I felt something heavy strike the back of my head. Eleven-year-old Victor pushed past me, half-running, half-falling out of the doorway of La Terraza, the abandoned building where he and dozens of other street children in the small Salvadoran town of Quezaltepeque gathered to smoke crack and sniff shoe glue out of Gerber bottles.
Trinidad was right behind Victor. At 44, she was a frequent presence in the bus terminal, known for beating those close to her when she deemed it prudent, for stabbing when she found it necessary. That day, she was very drunk. Her hair was uncombed, and her eyes flashed punishment. Her wooden pole cracked against my skull, but it was not me she was after.
I had met Victor four months earlier, in a bare shelter run by a group of recovering addicts. Filled with a sense of divine inspiration and invested in a strategy of "tough love," these men beat Victor frequently and chained him up to keep him from escaping. I had come to the shelter to conduct research on street gangs, innocently believing that in describing violence, I could bring about its solution. Victor had been dragged there against his will.
He won me over with his startling honesty, with an inexplicable tenderness that shone from his wide eyes. He said he thought his 12th birthday was imminent, but malnutrition and drug use gave him the size and grace of a much younger child. I asked him one day what he thought his future held. He said he hoped he would live with his family again but that he also expected he might get shot. Two months after I arrived, he fled the shelter.
I found him in La Terraza. He slept there alongside teenage girls who prostituted themselves for baby formula for their children and crack for their nightmarish addictions. Victor would pull a section of cardboard into one garbage-strewn corner and huddle there, breathing in glue fumes until he fell asleep.
Victor knew La Terraza well. But in his haste to escape from Trinidad that afternoon, he miscalculated. He tripped on a crumbling strip of sidewalk and fell.
Victor attempted to lift himself to his feet. He fell. He tried again to stand up, and this time Trinidad's half-crazed brother, Meme, grabbed the boy's thin shoulders and held him fast. Trinidad's stick lifted and fell, lifted and fell, striking Victor's body with quiet thumps. He screamed for help, his voice flooded with desperation as he raised his hands in front of his face to block the blows.
I had known his life was filled with violence. Victor had taken me to the cardboard shack by the railroad tracks where his overweight mother stuffed several small children with tortillas while his father eked out a living selling ice cream and crack. They must have loved Victor. But his father beat him hard, and his mother chained him up. Victor did not go home often.

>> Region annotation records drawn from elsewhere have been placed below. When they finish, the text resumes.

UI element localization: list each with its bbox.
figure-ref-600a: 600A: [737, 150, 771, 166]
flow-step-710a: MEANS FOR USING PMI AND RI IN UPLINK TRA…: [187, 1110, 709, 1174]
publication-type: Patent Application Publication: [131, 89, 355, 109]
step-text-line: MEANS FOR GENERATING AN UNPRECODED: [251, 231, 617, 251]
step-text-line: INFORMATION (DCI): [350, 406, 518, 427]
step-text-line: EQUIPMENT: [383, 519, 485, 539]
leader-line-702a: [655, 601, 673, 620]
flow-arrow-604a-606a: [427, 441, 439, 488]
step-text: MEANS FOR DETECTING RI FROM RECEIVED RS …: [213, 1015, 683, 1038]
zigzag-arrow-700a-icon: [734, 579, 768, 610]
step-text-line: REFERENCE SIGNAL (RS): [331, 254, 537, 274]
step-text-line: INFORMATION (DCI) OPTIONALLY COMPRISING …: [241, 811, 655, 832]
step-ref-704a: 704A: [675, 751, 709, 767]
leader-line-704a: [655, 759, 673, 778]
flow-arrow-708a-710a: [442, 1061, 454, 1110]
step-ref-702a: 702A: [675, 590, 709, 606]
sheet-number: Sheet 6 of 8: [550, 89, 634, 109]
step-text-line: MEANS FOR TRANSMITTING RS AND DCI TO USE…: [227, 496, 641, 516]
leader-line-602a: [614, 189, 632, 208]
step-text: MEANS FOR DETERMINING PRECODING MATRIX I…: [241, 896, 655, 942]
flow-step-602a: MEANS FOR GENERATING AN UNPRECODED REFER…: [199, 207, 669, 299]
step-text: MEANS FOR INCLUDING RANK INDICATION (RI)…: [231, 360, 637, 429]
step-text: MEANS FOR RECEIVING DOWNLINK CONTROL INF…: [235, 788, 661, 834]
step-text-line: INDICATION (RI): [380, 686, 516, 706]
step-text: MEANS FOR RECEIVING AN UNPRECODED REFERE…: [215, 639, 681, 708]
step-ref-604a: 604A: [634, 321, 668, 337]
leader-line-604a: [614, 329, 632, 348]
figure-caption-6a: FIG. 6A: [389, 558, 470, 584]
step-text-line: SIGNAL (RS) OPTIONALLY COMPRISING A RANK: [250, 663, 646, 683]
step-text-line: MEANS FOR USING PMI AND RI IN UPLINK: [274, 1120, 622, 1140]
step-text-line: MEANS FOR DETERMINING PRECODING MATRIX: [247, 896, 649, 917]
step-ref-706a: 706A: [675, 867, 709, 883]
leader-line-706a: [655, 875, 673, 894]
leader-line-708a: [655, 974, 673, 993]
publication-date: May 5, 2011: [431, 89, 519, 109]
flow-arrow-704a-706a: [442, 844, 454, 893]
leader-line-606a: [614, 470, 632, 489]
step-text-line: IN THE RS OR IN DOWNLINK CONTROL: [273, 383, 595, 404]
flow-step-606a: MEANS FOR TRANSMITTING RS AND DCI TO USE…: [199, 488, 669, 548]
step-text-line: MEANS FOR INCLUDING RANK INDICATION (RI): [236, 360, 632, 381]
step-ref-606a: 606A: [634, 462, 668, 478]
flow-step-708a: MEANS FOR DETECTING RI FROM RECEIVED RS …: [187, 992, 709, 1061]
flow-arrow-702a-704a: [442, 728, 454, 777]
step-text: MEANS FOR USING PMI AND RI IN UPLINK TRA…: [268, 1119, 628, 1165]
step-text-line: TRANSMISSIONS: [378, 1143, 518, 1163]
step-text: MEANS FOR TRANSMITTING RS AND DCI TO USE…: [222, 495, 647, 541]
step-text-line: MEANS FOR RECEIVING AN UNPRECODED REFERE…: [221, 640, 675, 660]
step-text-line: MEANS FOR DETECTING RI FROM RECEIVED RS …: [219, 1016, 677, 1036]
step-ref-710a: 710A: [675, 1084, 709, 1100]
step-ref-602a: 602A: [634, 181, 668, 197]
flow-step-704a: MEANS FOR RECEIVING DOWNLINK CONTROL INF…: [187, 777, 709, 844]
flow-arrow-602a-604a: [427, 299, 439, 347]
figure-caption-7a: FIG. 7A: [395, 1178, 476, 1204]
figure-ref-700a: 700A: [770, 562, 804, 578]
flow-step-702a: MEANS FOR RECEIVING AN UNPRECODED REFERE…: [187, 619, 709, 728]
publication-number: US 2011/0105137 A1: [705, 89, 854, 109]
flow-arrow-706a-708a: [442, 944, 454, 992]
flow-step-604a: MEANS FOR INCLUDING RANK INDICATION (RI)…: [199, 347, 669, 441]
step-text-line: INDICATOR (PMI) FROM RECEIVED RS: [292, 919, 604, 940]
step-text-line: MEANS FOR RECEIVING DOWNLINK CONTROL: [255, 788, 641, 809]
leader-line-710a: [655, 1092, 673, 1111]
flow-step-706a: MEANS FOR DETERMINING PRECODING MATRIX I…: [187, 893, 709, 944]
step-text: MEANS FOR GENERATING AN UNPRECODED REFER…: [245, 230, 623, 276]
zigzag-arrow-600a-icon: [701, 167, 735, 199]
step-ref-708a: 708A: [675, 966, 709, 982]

I stood in the doorway of La Terraza and tried to persuade Trinidad to stop.
"Leave him alone," I begged her, but there was no authority in my voice. She believed Victor had stolen 60 cents from her. She had a mission.
I dodged the stick in an attempt to reach Victor. Trinidad swung again, missing me but connecting with the little boy's shoulder. When she finally stopped, Victor curled in a ball, sobbing. His battered right shoe dangled from Meme's limp hand.
I gathered the crying child into my arms, grabbed the shoe and marched away with a throbbing desire only to protect him. In the months to come, Victor would beg me many times to adopt him, and I would offer him all the rational, empty reasons why I could not. But that afternoon, I swore to myself that nothing, no one, would harm this child again.
I carried him 30 yards, staring straight ahead, until Victor swallowed his last sob and asked me, in a small voice, to put him down. I looked around. Everyone was watching us.
He took the dirty shoe, sat down on the curb and shoved his foot into it. With the back of a grimy hand, he wiped his tears away. Then he stood, straightened his shoulders and walked back to La Terraza.
My heart broke as I watched him go, and I squinted to keep tears from spilling down my cheeks. I had come to this town with the notion that I could matter. But in that moment, as Victor trudged back to face his tormentor, I had to turn away.
"It makes sense that God gives you more," Victor said to me five months later, on one of the last afternoons we shared together before he disappeared into the capital to run errands for drug dealers. "It is because you are such buena gente (a good person)," he continued.
I asked him if he thought that God didn't love him as well.
"Not as much," he said, "because I am mala gente." I looked into his eyes and told him that no god could delineate the world in such blind terms. Victor shrugged and trudged toward the railroad tracks. As I watched him walk away, I knew he didn't believe me.
I still wish I could have given him a better answer. Now I remember that there is no strength as humbling as that of a little boy who wipes away his tears, stiffens his shoulders and walks back alone into a world steeped in violence that is, nonetheless, the only place that claims him.
Jocelyn Wiener is a Times staff writer.